About BitTorrent Clients
AnalogX writes some pretty nice software. On Tuesday, he released a new public beta for his own BitTorrent client, BitPump. I've tried it. It's kind of nice. It definitely has the look and feel of his other software. I think he recycled the graphing code from his NetStat Monitor application. This isn't a bad thing. I'm just saying that AnalogX's BitTorrent client looks pretty much exactly how you'd think it would.

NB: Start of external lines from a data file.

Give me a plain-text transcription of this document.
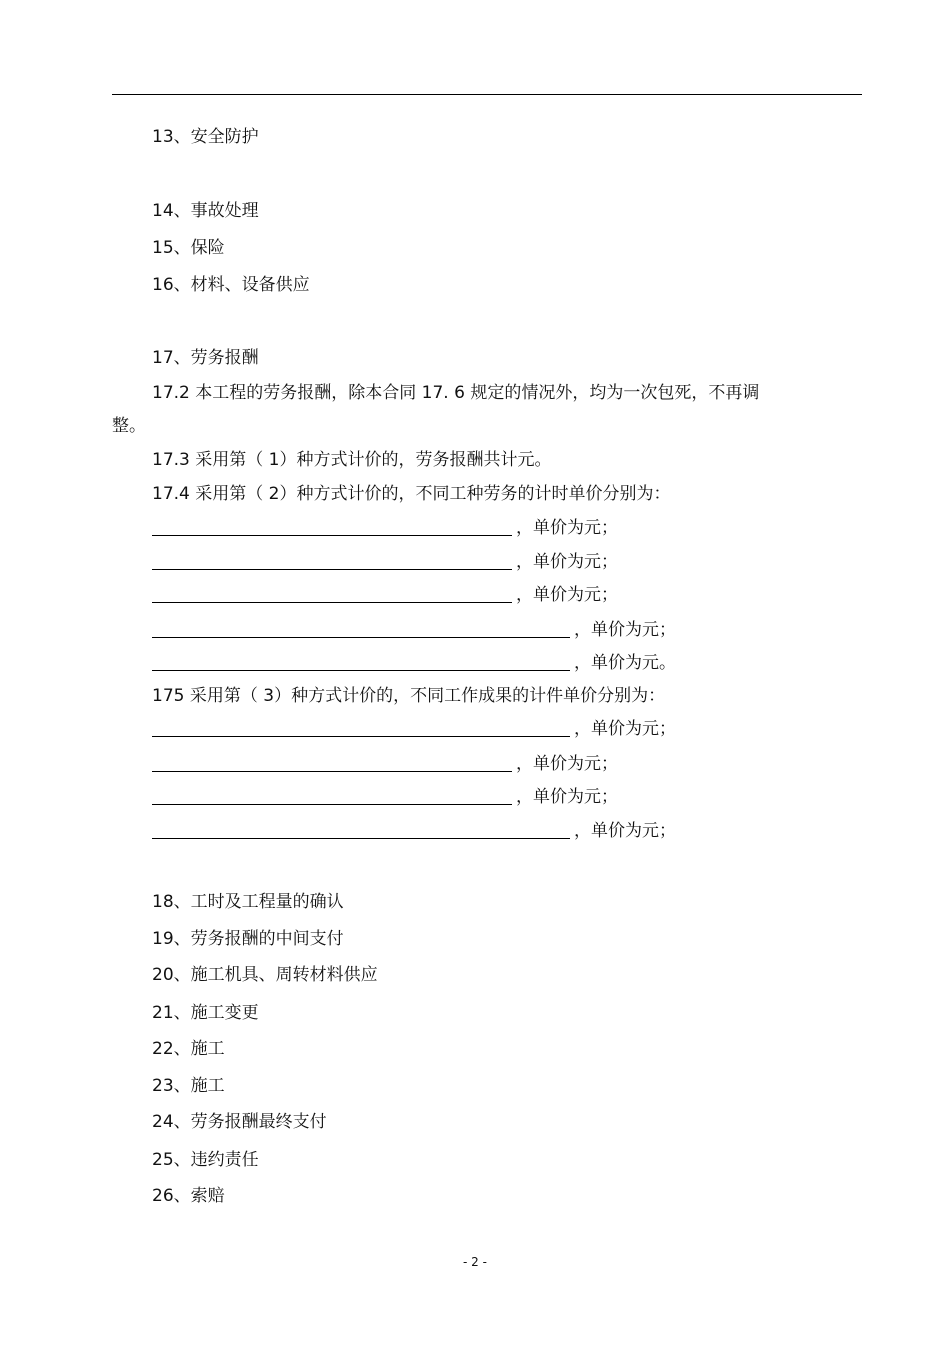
13、安全防护
14、事故处理
15、保险
16、材料、设备供应
17、劳务报酬
17.2 本工程的劳务报酬，除本合同 17. 6 规定的情况外，均为一次包死，不再调
整。
17.3 采用第（ 1）种方式计价的，劳务报酬共计元。
17.4 采用第（ 2）种方式计价的，不同工种劳务的计时单价分别为：
，单价为元；
，单价为元；
，单价为元；
，单价为元；
，单价为元。
175 采用第（ 3）种方式计价的，不同工作成果的计件单价分别为：
，单价为元；
，单价为元；
，单价为元；
，单价为元；
18、工时及工程量的确认
19、劳务报酬的中间支付
20、施工机具、周转材料供应
21、施工变更
22、施工
23、施工
24、劳务报酬最终支付
25、违约责任
26、索赔
- 2 -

Lately, I've gone back to the Mainline BitTorrent client, if only because careful queueing of .torrents with Mainline saves a lot of stress on my machine that Azureus would otherwise consume whole. Don't get me wrong. I love Azureus, and sometimes it's the only thing that fits the bill. It is, however, simply huge, and my pokey old PC from the year 2000 can't handle the creeping horror that is the Java 1.5 virtual machine. Bram's Mainline client works great and occupies a fraction of the space of Azureus. Running Azureus creates a noticable performance hit that goes away almost as soon as javaw.exe quits.
Perhaps if I owned more RAM, or had a faster processor, Azureus wouldn't crush my UI experience. As it stands, Mainline is tiny and tight. It gets the job done and it doesn't drag system resources down to Hell with it.
I suppose I might install BitPump on my workstation at home. It's too early to decide if it's "better" than Mainline yet or not.